如果结果真如她猜测的那样,到时候,屈铭枫只能把他霸占去的所有产业乖乖的双手奉上。

既然结果都是她要拿回来,现在何不让屈铭枫好好经营,借他的手发展壮大,她自己等着坐享渔翁之利呢?

顾伊看着玻璃上映出的面容有些阴沈冷厉,她摸摸自己的脸,原来,这才是真正的自己。

说她冷血无情也好,心眼小有仇必要也好。别人不招惹她,她永远都会安安静静的过自己的日子,但是,人家都暗算到她头上了,她也不能任人鱼肉不是?

楚炎鹤不置可否,他从不认为顾伊是个无知的娇滴滴大小姐,他看上的女人,怎会如此无能。所以,有些事,既然顾伊自己能办的了,他便放手让她去zuo。爱她,便不会束缚她,爱她,便应该帮她伸展羽翼,助她飞翔。

“好了,睡吧,明天不是还要回沈宅,又要劳心应付。”楚炎鹤走到窗前,揽过她的肩头,把她的脑袋按在自己的肩膀上,手指有一下没一下的玩着她的头发,“明天我早点去公司,完成工作回来陪你一起去。”

“炎鹤,你不用这样的。”顾伊抬起头,对上楚炎鹤深邃黝黑的眸子,他事事为她想,处处护着她,她真怕自己习惯了依赖他,再也放不开。

其实,楚炎鹤和以前的屈母走的是一个套路,攻人先攻心。心沦陷了,人自然也便是他的了。

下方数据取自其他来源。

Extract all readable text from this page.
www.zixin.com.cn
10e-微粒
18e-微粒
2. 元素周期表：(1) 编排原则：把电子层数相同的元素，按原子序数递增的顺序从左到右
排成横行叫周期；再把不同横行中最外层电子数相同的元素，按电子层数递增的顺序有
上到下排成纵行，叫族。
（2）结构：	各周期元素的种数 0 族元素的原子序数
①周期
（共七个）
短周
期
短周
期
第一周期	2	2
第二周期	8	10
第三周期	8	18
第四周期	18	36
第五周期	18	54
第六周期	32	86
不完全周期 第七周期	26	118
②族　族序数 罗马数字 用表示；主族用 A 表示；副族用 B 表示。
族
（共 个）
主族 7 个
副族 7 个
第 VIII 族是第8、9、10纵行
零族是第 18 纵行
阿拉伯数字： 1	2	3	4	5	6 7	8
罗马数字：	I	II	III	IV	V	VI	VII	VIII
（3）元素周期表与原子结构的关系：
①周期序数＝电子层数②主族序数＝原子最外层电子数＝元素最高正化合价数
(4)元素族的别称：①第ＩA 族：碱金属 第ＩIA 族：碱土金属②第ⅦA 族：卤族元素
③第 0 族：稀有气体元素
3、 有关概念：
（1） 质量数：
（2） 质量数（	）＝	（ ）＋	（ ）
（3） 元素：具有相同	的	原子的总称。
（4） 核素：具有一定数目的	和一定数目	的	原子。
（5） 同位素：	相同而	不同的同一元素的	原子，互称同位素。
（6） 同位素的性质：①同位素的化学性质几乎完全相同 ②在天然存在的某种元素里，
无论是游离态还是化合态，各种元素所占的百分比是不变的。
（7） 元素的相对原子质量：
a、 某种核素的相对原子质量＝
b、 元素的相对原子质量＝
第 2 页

“你连轴转的工作,还要计算着空出时间来陪我,我也会心疼的。有些事我可以一个人面对,我不是过去的顾伊了。”顾伊的声音很柔,她的拒绝并没有让人不舒服,反而带着暖暖的关心,让楚炎鹤不由的内心一荡。

“好,既然这么心疼我,今晚是不死该慰劳慰劳我啊?”楚炎鹤嘴边染上笑意,把顾伊翻身抱到自己身前,让她看着光亮的玻璃,人紧跟着贴在她后背。

“楚炎鹤你什么时候能正经超过一个小时!”顾伊真是服了楚炎鹤的不要脸,明明刚才气氛还那么沈重,她只不过是对他露出小小的关心,他便得寸进尺耍流氓。

“伊伊,”楚炎鹤的声音带着浓浓的情慾,他捏着手下的温香软润,颇具风范的整个掌握,“这可不能怪我。”

灼烫的吻落下来,激起一片潮红。楚炎鹤双手揽在顾伊胸前,咬着她晶圆的耳垂含糊不清的说道:“看到你是多么诱人了吧?”

玻璃上的影像,女人面若桃花,粉嫩嫩的诱人采撷,一双水瞳潋上水蒙蒙的光,妩媚中带点儿娇憨,微张的唇,丰盈光润,如盛开的花朵,让人想一口吞下去,品尝深藏在裏面的花蜜。

缠绵辗转,一夜旖旎。

第二天顾伊起床的时候,楚炎鹤已经离开了。床头是他留下的手写便签纸。顾伊看着那遒劲的字体,嘴角不知不觉的上扬。没想到,痞混出身的楚二少还会走文艺抒情路线。

顾伊走出卧室门,就看到蹲在走廊上的唐果,她怎么忘了昨晚唐果和楚绍都住在这儿。顾伊下意识拉了拉领口,以便遮挡住某些刺眼暧昧的痕迹。

“果果,怎么在这儿?”顾伊把唐果拉起来,唐果的腿已经麻了,幸亏顾伊伸手扶住了她,不然可就要撞到墻上了。

“顾姐姐,他走了。”唐果的声音裏充满了失落,今天早上,她早早的起床,一个人偷偷在厨房裏捣鼓了很久,就是为了能给楚绍做出一顿丰盛的早餐。结果,当唐果端着早餐敲开楚绍的门时,正碰上要出门的楚绍。

楚绍看见唐果手中的盘子,皱了皱眉,把唐果让进房间裏。

唐果怎么会没看见楚绍眼裏的嫌弃,从小生长在官宦家庭,基本的察言观色她还是会的。只是,唐果还没有开口说明来意,楚绍便顺手把门给关上了。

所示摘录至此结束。